• radiohead'in big band sarkisi ve dogal olarak da en ayriksi calismalarindan biri. uflemeli kullanimi ile dikkat cekiyor. uflemeli fikri jonny greenwood'dan cikmis dogal olarak. trompeti humphrey lyttleton'a caldirmislar.
    yamali bohca amnesiac'a pek yakisiyor bu haliyle..
  • radiohead'in trompet, klarinet ve trombon gibi üflemelileri kullanarak new orleans cazına göz kırptığı başarılı çalışması. öte yandan klarinet bazen öyle bir tınlar ki sanki tom waits şarkısı dinliyor gibi olursunuz ya da tompet ve trombonlara kulak kabarttığınızda parçanın yükseldiği noktalarda "atom heart mother" gelir bir an için kulağınıza. ama vokalde thom yorke, her zamanki gibi en iyi yaptığı şeyi yapmaya devam eder: sinirlenir, hüzünlenir, isyan eder ve derdinin ne olduğunu dinleyiciye tüm gücüyle hissettirir.
  • aktor olan kocasi hakkinda bir film cekimindeyken ba$ka biriyle a$k dedikodulari cikan kadinin evinden fotograf almak isteyen paparazzilere kar$i evini kocasinin cikan fotograflariyla kaplamasi,sonuc olarak gazetecilerin sadece kendi fotograflarini cekebilmelerinden bahseden,based on a true story bir $arki.

    thom yorkeun "iyi anla$ilmasini cok istiyorum" dedigi $arki.
  • gitmeler müzigi..
  • hep kendi cenazemi aklıma düşürür bu şarkı. bütün arkadaşlarım orada, bir de küçük bir nefesli sazlar grubu, bu şarkı çalıyor ve ben bir şekilde izliyorum, nedense mutlu oluyorum.
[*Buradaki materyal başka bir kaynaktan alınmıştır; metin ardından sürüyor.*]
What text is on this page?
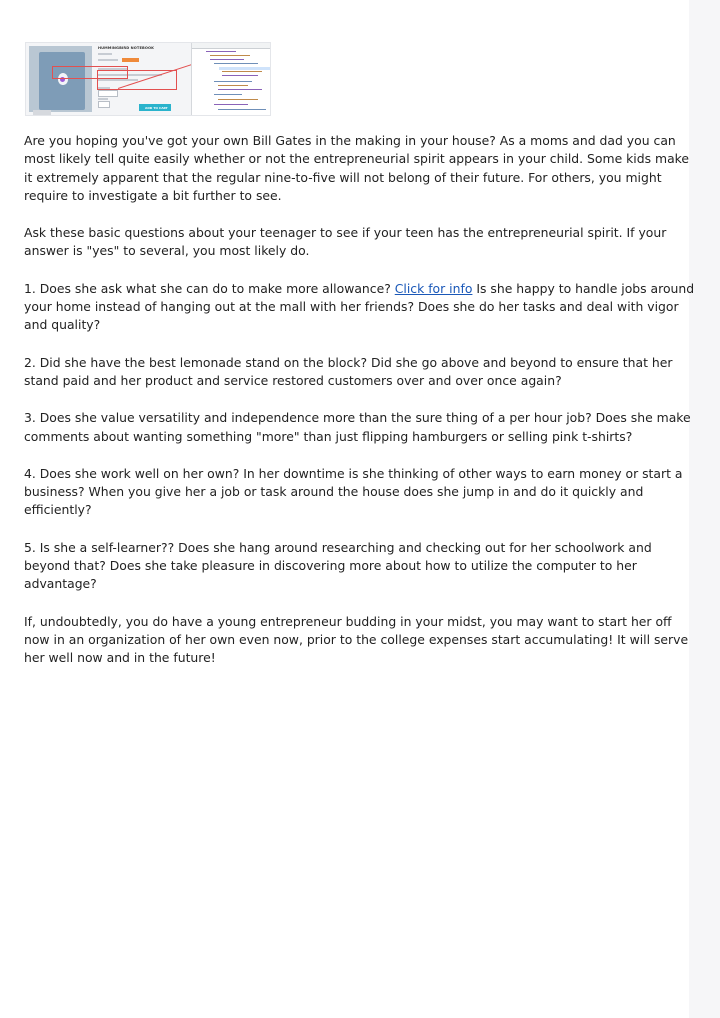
HUMMINGBIRD NOTEBOOK
ADD TO CART

Are you hoping you've got your own Bill Gates in the making in your house? As a moms and dad you can most likely tell quite easily whether or not the entrepreneurial spirit appears in your child. Some kids make it extremely apparent that the regular nine-to-five will not belong of their future. For others, you might require to investigate a bit further to see.

Ask these basic questions about your teenager to see if your teen has the entrepreneurial spirit. If your answer is "yes" to several, you most likely do.

1. Does she ask what she can do to make more allowance? Click for info Is she happy to handle jobs around your home instead of hanging out at the mall with her friends? Does she do her tasks and deal with vigor and quality?

2. Did she have the best lemonade stand on the block? Did she go above and beyond to ensure that her stand paid and her product and service restored customers over and over once again?

3. Does she value versatility and independence more than the sure thing of a per hour job? Does she make comments about wanting something "more" than just flipping hamburgers or selling pink t-shirts?

4. Does she work well on her own? In her downtime is she thinking of other ways to earn money or start a business? When you give her a job or task around the house does she jump in and do it quickly and efficiently?

5. Is she a self-learner?? Does she hang around researching and checking out for her schoolwork and beyond that? Does she take pleasure in discovering more about how to utilize the computer to her advantage?

If, undoubtedly, you do have a young entrepreneur budding in your midst, you may want to start her off now in an organization of her own even now, prior to the college expenses start accumulating! It will serve her well now and in the future!
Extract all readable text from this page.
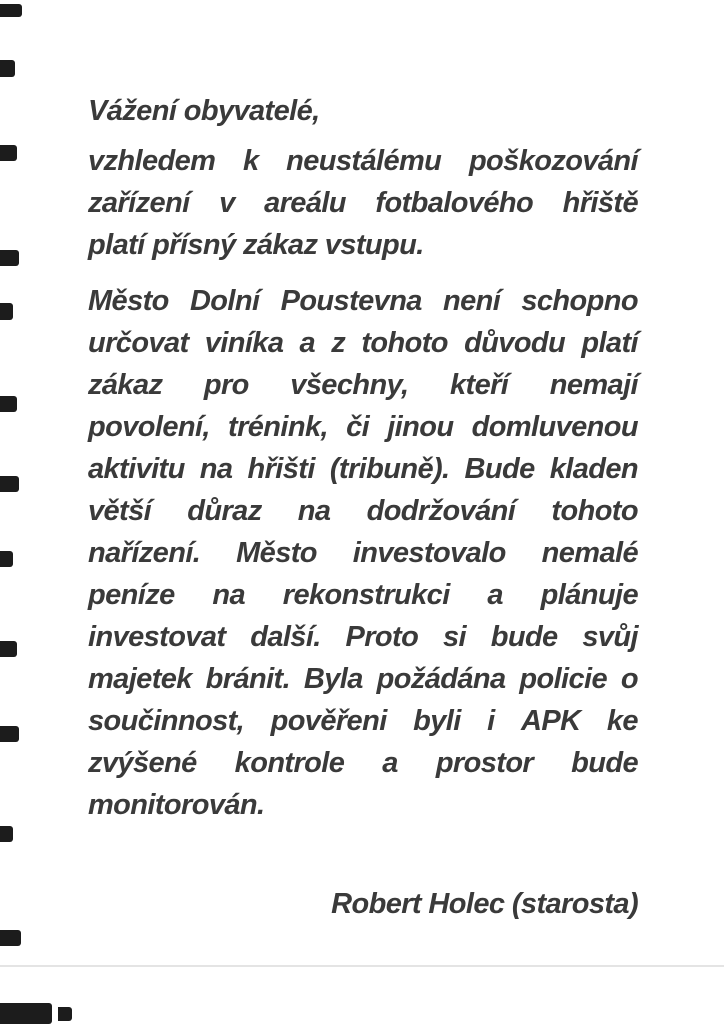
Vážení obyvatelé,
vzhledem k neustálému poškozování
zařízení v areálu fotbalového hřiště
platí přísný zákaz vstupu.
Město Dolní Poustevna není schopno
určovat viníka a z tohoto důvodu platí
zákaz pro všechny, kteří nemají
povolení, trénink, či jinou domluvenou
aktivitu na hřišti (tribuně). Bude kladen
větší důraz na dodržování tohoto
nařízení. Město investovalo nemalé
peníze na rekonstrukci a plánuje
investovat další. Proto si bude svůj
majetek bránit. Byla požádána policie o
součinnost, pověřeni byli i APK ke
zvýšené kontrole a prostor bude
monitorován.
Robert Holec (starosta)
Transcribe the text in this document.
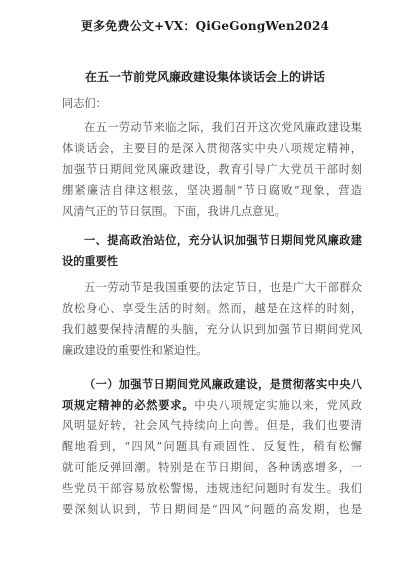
更多免费公文+VX：QiGeGongWen2024
在五一节前党风廉政建设集体谈话会上的讲话
同志们：
在五一劳动节来临之际，我们召开这次党风廉政建设集
体谈话会，主要目的是深入贯彻落实中央八项规定精神，
加强节日期间党风廉政建设，教育引导广大党员干部时刻
绷紧廉洁自律这根弦，坚决遏制“节日腐败”现象，营造
风清气正的节日氛围。下面，我讲几点意见。
一、提高政治站位，充分认识加强节日期间党风廉政建
设的重要性
五一劳动节是我国重要的法定节日，也是广大干部群众
放松身心、享受生活的时刻。然而，越是在这样的时刻，
我们越要保持清醒的头脑，充分认识到加强节日期间党风
廉政建设的重要性和紧迫性。
（一）加强节日期间党风廉政建设，是贯彻落实中央八
项规定精神的必然要求。中央八项规定实施以来，党风政
风明显好转，社会风气持续向上向善。但是，我们也要清
醒地看到，“四风”问题具有顽固性、反复性，稍有松懈
就可能反弹回潮。特别是在节日期间，各种诱惑增多，一
些党员干部容易放松警惕，违规违纪问题时有发生。我们
要深刻认识到，节日期间是“四风”问题的高发期，也是
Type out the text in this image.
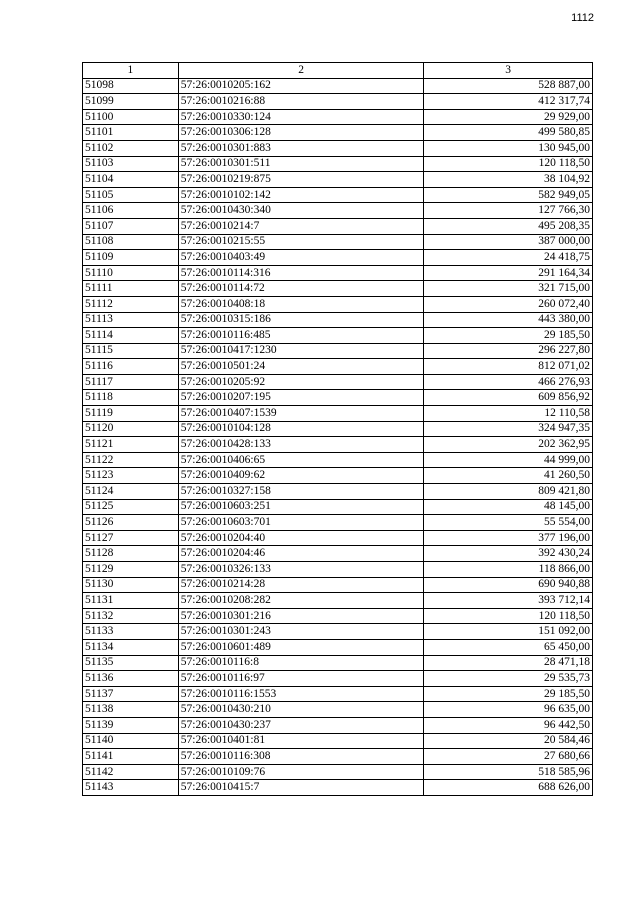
1112
1	2	3
51098	57:26:0010205:162	528 887,00
51099	57:26:0010216:88	412 317,74
51100	57:26:0010330:124	29 929,00
51101	57:26:0010306:128	499 580,85
51102	57:26:0010301:883	130 945,00
51103	57:26:0010301:511	120 118,50
51104	57:26:0010219:875	38 104,92
51105	57:26:0010102:142	582 949,05
51106	57:26:0010430:340	127 766,30
51107	57:26:0010214:7	495 208,35
51108	57:26:0010215:55	387 000,00
51109	57:26:0010403:49	24 418,75
51110	57:26:0010114:316	291 164,34
51111	57:26:0010114:72	321 715,00
51112	57:26:0010408:18	260 072,40
51113	57:26:0010315:186	443 380,00
51114	57:26:0010116:485	29 185,50
51115	57:26:0010417:1230	296 227,80
51116	57:26:0010501:24	812 071,02
51117	57:26:0010205:92	466 276,93
51118	57:26:0010207:195	609 856,92
51119	57:26:0010407:1539	12 110,58
51120	57:26:0010104:128	324 947,35
51121	57:26:0010428:133	202 362,95
51122	57:26:0010406:65	44 999,00
51123	57:26:0010409:62	41 260,50
51124	57:26:0010327:158	809 421,80
51125	57:26:0010603:251	48 145,00
51126	57:26:0010603:701	55 554,00
51127	57:26:0010204:40	377 196,00
51128	57:26:0010204:46	392 430,24
51129	57:26:0010326:133	118 866,00
51130	57:26:0010214:28	690 940,88
51131	57:26:0010208:282	393 712,14
51132	57:26:0010301:216	120 118,50
51133	57:26:0010301:243	151 092,00
51134	57:26:0010601:489	65 450,00
51135	57:26:0010116:8	28 471,18
51136	57:26:0010116:97	29 535,73
51137	57:26:0010116:1553	29 185,50
51138	57:26:0010430:210	96 635,00
51139	57:26:0010430:237	96 442,50
51140	57:26:0010401:81	20 584,46
51141	57:26:0010116:308	27 680,66
51142	57:26:0010109:76	518 585,96
51143	57:26:0010415:7	688 626,00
  • hayatimin en onemli anlarinda calmasini istedigim sarkidir. cocuklar gibi kahkaha attirabilecek, veya bogurene kadar aglatabilecek potansiyele ayni anda sahip olan, tanimlanamaz nota birlesimi.
  • bu şarkıyla amnesiac'ta ilk karşılaştığımda radiohead'in yine ve her zaman olduğu gibi yeni bir şeyler denediğini düşünmüştüm. bu şarkıyı beğenirken, özümserken de ister istemez bu deneyselliği kutsuyordum içten içe.

    şimdilerde ise tam bir klasik duyuyorum bu şarkıda. ya ben büyüyorum, ya da radiohead eskiyor dinledikçe... değişmeyen ise her durumda bu şarkının çok güzel olduğu gerçeği.
  • en basit tabiriyle, tuylerimi diken diken eden nice radiohead $arkisindan biridir.
    tuylerin diken diken olmasi bir bayrak acmaktir goklere.
    dalgalanip duran kirmizi ve siyah renkli bir bayraktir.
    temasi aci midir co$ku mudur bilemem ama.
  • post-apocalyptic atmosferiyle yakın gelecek zamanlardaki olası binlerce çaresizlikten sadece birine değinmiş ve izleyiciye gerçek bir film izletmiş alfonso cuaron'un children of men'inde duyulan bir radiohead senfonisidir. jasper (michael caine) ve theo (clive owen), jasper'ın botanik evinde sohbet etmektedirler ve arka fonda life in a glass house süzülür. alfonso cuaron, theo ve jasper'ın keyif dolu sohbetine parçayı öyle iyi kanalize etmiştir ki; sanki film içinde radiohead'e bir saygı duruşu istemiş gibidir. thomas edward yorke'un vokali hemen içerideki boş odadan geliyor hissi verir. life in a glass house'un hakkını da sanırım böyle hoş bir sahne verebilirdi.
  • ingilizceye kısıtlı bir biçimde vakıf olan bir arkadaşımın 'umut saçan cenaze marşı' olarak nitelediği sanat eseri.aynı arkadaşım radiohead kelimesinin telaffuzunu da yapamaz.